We bought a bid for Chris Lee [ph]. I'm ready to let him go.

Gary Taylor - Citibank

Well, probably just jinx to my folks that you can tease me on Monday. My only real question I think that's left unanswered is when you look at, can you tell us on the dollar basis sequentially the Medicaid rate hit that you took. So you know, $x million of sequential EBIDTA hits from you know, the rate actions in the states on July 1.

Steve Filton

You know, in our –

Gary Taylor - Citibank

Or ball park even.

Steve Filton

Yes, I mean in our second quarter 10-Q I think we attempted to quantify the dollar impact of you know, what we've been talking about is 3% or 4% Medicaid rate cut, and I think that number as I recall was approximately $45 million or $50 million and I think you know, we still feel like we're on that trajectory. Obviously that's an annual impact number.

Gary Taylor - Citibank

Right. So okay, so you're still on that trajectory. So end of the day that didn't change a lot.
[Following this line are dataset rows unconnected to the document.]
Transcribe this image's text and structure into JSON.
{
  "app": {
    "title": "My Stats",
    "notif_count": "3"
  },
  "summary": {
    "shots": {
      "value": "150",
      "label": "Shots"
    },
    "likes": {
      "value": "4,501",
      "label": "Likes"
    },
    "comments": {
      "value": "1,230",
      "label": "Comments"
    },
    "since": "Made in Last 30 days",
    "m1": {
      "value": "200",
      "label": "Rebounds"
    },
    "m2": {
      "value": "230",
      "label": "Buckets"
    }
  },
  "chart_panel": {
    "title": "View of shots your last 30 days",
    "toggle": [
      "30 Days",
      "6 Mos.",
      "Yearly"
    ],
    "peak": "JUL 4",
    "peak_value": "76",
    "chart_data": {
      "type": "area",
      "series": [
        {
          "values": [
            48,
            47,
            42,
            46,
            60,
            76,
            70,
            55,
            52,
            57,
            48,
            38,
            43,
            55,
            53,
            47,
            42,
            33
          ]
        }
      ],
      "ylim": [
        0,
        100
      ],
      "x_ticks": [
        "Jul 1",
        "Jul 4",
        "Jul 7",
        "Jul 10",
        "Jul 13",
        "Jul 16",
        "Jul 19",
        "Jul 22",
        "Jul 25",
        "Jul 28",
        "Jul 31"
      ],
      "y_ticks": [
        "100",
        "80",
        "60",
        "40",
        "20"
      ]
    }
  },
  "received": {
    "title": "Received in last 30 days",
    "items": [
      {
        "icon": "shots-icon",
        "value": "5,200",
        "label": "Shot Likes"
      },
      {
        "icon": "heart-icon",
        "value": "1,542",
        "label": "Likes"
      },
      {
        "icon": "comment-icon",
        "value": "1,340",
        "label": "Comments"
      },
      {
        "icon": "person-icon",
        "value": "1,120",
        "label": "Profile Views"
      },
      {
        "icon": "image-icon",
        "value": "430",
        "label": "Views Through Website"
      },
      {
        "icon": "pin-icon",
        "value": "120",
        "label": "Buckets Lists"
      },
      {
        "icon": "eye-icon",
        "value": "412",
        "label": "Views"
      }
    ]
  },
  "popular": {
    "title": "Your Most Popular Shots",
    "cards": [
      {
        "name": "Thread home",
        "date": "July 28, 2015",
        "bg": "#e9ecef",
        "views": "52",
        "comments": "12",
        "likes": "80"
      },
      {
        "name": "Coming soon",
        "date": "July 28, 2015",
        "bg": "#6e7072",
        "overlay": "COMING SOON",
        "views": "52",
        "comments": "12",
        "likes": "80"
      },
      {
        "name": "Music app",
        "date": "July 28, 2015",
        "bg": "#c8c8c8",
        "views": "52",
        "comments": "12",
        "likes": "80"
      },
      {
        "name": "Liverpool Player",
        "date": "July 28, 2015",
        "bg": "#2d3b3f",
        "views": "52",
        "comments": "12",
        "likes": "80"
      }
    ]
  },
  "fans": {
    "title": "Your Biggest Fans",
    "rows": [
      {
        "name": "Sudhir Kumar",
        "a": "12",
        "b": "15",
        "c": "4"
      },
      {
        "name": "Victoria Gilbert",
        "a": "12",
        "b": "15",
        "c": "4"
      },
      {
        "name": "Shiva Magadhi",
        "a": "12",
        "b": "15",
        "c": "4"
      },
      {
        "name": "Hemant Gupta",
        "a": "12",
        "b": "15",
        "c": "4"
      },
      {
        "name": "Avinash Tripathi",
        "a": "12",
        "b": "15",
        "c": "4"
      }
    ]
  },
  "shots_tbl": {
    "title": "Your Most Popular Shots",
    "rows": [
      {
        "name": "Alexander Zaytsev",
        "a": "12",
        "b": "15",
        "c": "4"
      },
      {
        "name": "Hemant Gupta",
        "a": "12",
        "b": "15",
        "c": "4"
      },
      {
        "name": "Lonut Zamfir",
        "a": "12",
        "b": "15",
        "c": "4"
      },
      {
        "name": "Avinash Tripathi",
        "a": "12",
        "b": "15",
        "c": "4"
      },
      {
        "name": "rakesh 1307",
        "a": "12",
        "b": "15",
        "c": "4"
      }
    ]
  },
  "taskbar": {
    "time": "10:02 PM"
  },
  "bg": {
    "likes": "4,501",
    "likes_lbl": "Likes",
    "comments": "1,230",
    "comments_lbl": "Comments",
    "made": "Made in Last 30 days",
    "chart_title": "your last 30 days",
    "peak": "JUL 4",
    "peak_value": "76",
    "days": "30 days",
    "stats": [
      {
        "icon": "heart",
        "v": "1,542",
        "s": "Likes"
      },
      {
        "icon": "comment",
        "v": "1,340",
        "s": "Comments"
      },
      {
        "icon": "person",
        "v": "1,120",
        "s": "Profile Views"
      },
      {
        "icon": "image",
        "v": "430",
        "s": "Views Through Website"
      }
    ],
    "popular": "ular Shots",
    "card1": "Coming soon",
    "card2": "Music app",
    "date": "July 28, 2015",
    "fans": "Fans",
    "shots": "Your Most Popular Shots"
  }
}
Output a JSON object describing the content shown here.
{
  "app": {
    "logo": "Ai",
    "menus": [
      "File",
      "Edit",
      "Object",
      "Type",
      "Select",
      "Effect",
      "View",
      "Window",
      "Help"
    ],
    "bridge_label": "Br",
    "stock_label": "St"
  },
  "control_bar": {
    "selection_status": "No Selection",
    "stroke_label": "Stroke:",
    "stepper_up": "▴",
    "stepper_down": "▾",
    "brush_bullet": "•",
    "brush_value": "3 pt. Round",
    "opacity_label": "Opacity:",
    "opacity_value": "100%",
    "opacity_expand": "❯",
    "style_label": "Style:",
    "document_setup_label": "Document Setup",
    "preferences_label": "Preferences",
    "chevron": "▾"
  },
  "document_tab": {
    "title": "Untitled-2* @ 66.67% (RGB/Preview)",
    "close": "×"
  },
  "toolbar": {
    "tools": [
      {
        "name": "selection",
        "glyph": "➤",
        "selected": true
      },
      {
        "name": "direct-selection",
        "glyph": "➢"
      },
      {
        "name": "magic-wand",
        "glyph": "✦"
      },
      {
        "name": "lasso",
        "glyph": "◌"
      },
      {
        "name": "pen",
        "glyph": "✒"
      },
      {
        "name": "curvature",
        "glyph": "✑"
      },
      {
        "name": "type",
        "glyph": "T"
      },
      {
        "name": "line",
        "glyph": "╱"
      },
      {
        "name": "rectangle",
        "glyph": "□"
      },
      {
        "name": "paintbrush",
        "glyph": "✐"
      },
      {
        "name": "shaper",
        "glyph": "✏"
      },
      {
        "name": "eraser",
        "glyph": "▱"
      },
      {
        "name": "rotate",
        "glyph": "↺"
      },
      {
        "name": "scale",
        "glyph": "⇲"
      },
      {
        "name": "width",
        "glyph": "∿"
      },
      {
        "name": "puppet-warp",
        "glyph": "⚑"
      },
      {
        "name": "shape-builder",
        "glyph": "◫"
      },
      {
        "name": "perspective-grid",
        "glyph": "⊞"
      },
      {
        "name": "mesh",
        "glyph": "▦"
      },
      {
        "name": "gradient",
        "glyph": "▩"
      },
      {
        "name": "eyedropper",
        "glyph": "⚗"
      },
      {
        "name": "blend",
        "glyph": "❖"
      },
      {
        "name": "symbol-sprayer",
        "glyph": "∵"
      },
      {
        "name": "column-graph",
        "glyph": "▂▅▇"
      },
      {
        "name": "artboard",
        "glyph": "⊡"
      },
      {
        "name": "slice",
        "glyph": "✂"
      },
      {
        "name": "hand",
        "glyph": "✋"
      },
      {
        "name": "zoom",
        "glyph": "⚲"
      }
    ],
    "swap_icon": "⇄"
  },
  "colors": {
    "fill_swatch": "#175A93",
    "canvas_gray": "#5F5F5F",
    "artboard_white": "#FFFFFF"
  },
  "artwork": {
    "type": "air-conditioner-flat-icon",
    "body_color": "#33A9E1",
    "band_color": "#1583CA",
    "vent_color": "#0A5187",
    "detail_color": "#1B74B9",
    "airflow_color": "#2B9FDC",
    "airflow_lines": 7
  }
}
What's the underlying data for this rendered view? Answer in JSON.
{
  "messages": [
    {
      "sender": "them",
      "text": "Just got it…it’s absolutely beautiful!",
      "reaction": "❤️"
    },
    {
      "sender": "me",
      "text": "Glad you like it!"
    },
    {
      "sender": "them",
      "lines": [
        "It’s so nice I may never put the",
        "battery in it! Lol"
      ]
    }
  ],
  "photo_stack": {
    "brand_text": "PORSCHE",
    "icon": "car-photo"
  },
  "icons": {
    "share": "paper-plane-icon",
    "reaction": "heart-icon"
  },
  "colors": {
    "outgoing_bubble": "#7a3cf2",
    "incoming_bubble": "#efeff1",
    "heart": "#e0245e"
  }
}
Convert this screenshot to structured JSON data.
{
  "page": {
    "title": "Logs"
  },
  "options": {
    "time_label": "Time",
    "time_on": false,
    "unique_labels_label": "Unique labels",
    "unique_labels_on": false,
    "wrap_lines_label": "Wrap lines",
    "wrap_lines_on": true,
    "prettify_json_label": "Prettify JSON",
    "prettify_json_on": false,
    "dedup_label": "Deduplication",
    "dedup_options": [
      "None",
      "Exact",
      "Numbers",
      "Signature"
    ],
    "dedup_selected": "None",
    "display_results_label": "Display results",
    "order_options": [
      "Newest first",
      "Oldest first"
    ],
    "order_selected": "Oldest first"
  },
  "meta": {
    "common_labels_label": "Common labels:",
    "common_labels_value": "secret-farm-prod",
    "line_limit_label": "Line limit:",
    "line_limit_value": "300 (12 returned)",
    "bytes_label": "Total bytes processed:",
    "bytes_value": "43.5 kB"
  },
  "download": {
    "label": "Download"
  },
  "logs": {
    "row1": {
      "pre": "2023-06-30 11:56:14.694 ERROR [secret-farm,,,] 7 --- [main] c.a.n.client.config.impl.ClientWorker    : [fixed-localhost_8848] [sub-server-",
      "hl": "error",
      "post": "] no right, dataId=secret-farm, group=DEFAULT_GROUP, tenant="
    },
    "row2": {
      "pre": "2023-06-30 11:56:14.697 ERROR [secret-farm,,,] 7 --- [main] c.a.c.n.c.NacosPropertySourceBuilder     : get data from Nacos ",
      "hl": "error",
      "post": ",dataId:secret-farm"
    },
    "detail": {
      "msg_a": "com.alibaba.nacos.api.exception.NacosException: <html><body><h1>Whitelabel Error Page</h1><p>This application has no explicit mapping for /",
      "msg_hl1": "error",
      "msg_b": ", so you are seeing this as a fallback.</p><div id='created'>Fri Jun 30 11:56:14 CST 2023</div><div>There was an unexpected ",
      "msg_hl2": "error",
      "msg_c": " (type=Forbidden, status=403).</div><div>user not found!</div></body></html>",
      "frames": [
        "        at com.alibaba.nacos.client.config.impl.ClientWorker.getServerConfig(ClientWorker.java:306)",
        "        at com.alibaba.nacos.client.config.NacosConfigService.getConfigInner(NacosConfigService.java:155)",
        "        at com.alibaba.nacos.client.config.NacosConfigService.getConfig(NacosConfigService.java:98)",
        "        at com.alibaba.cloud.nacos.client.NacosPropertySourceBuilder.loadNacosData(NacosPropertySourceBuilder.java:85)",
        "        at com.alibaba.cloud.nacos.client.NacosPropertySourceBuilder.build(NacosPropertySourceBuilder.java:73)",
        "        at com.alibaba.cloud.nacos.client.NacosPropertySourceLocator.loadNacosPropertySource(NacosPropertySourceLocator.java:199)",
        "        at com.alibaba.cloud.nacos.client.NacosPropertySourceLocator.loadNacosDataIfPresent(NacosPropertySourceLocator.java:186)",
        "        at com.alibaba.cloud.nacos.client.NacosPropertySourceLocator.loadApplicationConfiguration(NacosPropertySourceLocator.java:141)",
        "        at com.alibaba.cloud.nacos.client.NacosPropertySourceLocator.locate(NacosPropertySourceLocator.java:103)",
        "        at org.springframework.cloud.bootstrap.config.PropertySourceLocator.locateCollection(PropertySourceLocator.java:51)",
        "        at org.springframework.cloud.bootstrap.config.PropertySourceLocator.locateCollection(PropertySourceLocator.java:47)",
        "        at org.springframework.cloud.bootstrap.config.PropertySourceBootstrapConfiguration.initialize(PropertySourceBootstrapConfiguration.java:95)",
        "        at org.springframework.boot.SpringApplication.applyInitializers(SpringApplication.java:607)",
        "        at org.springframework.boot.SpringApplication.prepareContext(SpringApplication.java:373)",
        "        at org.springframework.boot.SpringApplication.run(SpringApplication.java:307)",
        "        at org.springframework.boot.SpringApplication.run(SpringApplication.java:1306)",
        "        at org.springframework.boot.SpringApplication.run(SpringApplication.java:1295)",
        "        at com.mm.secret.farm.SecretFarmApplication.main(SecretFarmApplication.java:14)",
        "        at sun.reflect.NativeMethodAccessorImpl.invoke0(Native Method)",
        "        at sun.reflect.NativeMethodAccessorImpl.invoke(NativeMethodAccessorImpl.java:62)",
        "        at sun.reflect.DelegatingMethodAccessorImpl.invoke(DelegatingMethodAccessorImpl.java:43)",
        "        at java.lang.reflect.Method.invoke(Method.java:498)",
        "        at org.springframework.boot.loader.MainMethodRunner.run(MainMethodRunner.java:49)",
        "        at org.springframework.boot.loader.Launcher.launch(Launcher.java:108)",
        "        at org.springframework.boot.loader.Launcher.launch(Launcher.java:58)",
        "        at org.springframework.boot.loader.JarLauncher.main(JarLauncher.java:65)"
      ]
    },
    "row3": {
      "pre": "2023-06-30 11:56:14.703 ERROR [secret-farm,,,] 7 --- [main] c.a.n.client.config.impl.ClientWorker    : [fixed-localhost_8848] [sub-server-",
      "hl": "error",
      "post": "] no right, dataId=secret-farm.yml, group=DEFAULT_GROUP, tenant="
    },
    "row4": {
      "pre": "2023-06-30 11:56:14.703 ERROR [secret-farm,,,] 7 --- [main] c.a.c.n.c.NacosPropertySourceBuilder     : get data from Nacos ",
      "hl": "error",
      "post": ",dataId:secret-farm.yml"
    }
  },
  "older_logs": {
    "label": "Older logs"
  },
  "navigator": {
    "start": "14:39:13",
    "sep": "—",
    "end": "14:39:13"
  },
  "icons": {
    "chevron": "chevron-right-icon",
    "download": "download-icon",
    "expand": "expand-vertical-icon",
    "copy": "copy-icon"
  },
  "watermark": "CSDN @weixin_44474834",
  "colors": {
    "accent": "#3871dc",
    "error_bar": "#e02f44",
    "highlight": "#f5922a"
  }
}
So over the inpatient acute, inpatient behavioral in RTC, where was the greatest you know, rate impact would you say of those three?

Steve Filton

I think from a rate perspective Gary the impact has been pretty similar across the segments, most of the Medicaid cuts within a state have been kind of what I called you know, broad-based or you know, they haven't been terribly new ones. So I don't know that from a rate perspective we find that there any different. Obviously, you know, they vary by state and I think as you know, in responding to Darren’s question from before, we find that in the behavioral residential segment it's a little bit of a double whammy, because we been impacted not just by rate reductions but by length of stay compression that we don't really see on the Med-Surg or even in the acute behavioral side of the business.

Gary Taylor - Citibank

Okay, perfect. Thank you.

Steve Filton

Okay, well we’d like to thank everybody for joining us this morning and look forward to speaking with you again in the fourth quarter when we’ll be prepared to give our 2012 guidance as well. Thanks very much.

Operator

This concludes today's conference call. You may now disconnect.